Maryland’s Department of Health Faces Ransomware Attack

ransomware, cyberattack, Maryland, Health Department

Maryland’s state Department of Health (MDH) is in the throes of a ransomware attack, which has only compounded on issues from the staggering COVID-19 hospitalization numbers.

MDH made an announcement about the attack on Wednesday (Jan. 12), adding that that the attack first began on Dec. 4, according to Maryland Chief Information Security Officer Chip Stewart.

“We have paid no extortion demands, and my recommendation — after consulting with our vendors and state and federal law enforcement — continues to be that we do not pay any such demand,” Stewart said in a statement. “At this time, we cannot speak to the motive or motives of the threat actor.”

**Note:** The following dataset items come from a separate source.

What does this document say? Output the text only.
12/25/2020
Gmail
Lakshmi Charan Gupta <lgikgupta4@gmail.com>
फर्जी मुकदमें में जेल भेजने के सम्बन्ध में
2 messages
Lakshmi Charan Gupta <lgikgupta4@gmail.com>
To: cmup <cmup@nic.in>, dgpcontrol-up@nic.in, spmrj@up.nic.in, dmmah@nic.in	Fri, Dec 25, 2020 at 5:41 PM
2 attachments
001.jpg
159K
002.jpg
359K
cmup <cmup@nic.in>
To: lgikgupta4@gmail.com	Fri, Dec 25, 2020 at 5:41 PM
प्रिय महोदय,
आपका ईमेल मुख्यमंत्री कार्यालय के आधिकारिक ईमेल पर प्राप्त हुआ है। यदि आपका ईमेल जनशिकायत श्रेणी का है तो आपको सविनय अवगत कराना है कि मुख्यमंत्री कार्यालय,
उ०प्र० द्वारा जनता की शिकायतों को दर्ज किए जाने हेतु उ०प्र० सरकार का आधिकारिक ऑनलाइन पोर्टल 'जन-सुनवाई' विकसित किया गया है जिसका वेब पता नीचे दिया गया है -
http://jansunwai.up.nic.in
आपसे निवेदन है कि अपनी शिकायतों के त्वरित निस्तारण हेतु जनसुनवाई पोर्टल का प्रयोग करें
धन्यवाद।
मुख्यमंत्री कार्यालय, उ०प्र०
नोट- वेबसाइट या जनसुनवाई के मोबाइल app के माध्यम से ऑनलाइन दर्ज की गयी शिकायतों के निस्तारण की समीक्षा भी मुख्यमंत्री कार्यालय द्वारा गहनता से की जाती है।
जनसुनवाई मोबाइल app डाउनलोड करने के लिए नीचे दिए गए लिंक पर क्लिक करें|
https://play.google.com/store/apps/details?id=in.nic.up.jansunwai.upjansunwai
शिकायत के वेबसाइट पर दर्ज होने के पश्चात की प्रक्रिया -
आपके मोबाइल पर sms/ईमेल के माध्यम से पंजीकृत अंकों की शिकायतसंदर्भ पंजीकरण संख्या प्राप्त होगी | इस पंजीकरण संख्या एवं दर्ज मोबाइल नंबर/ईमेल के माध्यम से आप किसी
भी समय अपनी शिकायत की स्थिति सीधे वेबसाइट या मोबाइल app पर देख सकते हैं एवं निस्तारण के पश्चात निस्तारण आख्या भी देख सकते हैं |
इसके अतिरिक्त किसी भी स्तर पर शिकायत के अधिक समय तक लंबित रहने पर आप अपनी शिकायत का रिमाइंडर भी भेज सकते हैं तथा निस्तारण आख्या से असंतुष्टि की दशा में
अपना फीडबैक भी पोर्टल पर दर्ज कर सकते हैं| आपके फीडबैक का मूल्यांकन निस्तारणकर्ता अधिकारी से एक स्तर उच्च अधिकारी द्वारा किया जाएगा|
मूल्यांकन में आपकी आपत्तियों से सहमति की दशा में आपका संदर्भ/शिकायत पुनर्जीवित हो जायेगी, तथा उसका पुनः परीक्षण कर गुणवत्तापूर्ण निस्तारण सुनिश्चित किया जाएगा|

He added that the health department’s network team had noticed a server malfunctioning early on Dec. 4, which was eventually escalated to the attention of the IT security team. The state began its incident response plans, notifying authorities and bringing in outside cybersecurity firms.

Stewart said because of the containment approach, in which MDH isolated the sites on the network from one another and from outside sites, some services were offline.

“I want to be clear: this was our decision and a deliberate one, and it was the cautious and responsible thing to do for threat isolation and mitigation,” Stewart said, per the report.

According to Maryland news outlets, the health department and local partners had trouble because of the attack, with the department unable to release COVID-19 case rates.

However, Gov. Lawrence Hogan said the state’s response was the best one, and that the state had not lost money or “compromised millions of peoples’ data.”

Payroll company Kronos was another service left offline recently because of a ransomware attack. Those types of attacks have been becoming more ubiquitous, particularly as the pandemic has gone on.

Read more: Payroll Service Kronos Offline After Ransomware Attack

Kronos fell victim to the Log4Shell vulnerability, which has been found in online games, cloud data centers and others — and it’s a zero-day vulnerability, meaning organizations don’t have time to patch their systems after being affected.